The story of the Exodus is the story of God not simply listening to the cries of the oppressed but taking their side and challenging their oppressors. As one theologian writes: ‘A God siding with the tyrants would be a God of malevolence; a God siding with no one would appear to be a God of indifference but would also be a God of malevolence, giving support to the tyrants by not opposing them; only a God siding with the oppressed would be a God of justice, a God worthy of the name.’[4] Do I believe in a God who hardens Pharoah’s heart so as to do signs and wonders, who kills the firstborn of Egypt to prove a point? No. Do I believe in a God who in the conflict between Egypt and Israel is on the side of the Israelites? Absolutely.

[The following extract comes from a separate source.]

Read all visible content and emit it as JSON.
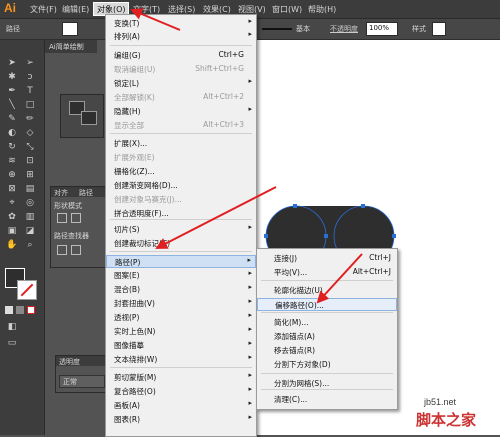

What do we do if, through no fault of our own, we find ourselves on the side of the Egyptians? If we are the child of a Hebrew woman who has been raised as an Egyptian by the daughter of Pharoah, or a member of the majority community in the Promised Land, or an Anglo-Celtic Australian? Then we are to join in God’s campaign for liberation and justice, on the side of the oppressed, not the oppressors. God called Moses to join in the struggle for the freedom of his people; indeed, despite Moses’ repeated protests, God called him to lead it. (Exodus 4) Once Israel had entered the Promised Land and become a nation they were reminded again and again, ‘You shall not oppress a resident alien; you know the heart of an alien, for you were aliens in the land of Egypt.’ (Exodus 23:9) ‘The alien who resides with you shall be to you as the citizen among you; you shall love the alien as yourself, for you were aliens in the land of Egypt: I am the Lord your God.’ (Leviticus 19:34) ‘You shall also love the stranger, for you were strangers in the land of Egypt’. (Deuteronomy 10:19) We, like the Israelites, need to remember that the God we worship is the one who sides with the alien, the widow, and the orphan, the vulnerable and the enslaved and the oppressed, and make sure that we act on God’s side.

The Exodus is at the heart of the Jewish faith. The God of the Jewish people is not primarily the Creator of the cosmos, although God is of course that, too, but the Liberator, the one who brought Israel up out of the land of Egypt. This is the liberating God that Jesus spoke about in his Nazareth Manifesto: ‘The Spirit of the Lord is upon me, because he has anointed me to bring good news to the poor. He has sent me to proclaim release to the captives and recovery of sight to the blind, to let the oppressed go free, to proclaim the year of the Lord’s favour.’ (Luke 4:18-19) Christians believe that in Jesus the God who is on the side of the poor and oppressed became one of the poor and oppressed, and was executed by an occupying power in solidarity with all those tortured and killed by military dictatorships. The God who freed the slaves and led them from Egypt is the God who raised Jesus from the dead in the world’s most pointed act of civil disobedience.

And if anyone ever suggests to you that Christianity demands belief in a god who murders children to prove a point, you can tell them that faith advocates self-doubt as a desirable instrument of change, and long ago decided that the story of God inflicting the ten plagues on Egypt is just that – a story.

[1] Terry Pratchett, Ian Stewart and Jack Cohen, Judgement Day: The Science of Discworld IV (2014), pp. 38-40.

[2] Judgement Day, p. 36.

[3] Jack Cohen.

[4] Robert McAfee Brown, Unexpected News: Reading the Bible with Third World Eyes (Philadelphia: The Westminster Press, 1984), p. 41.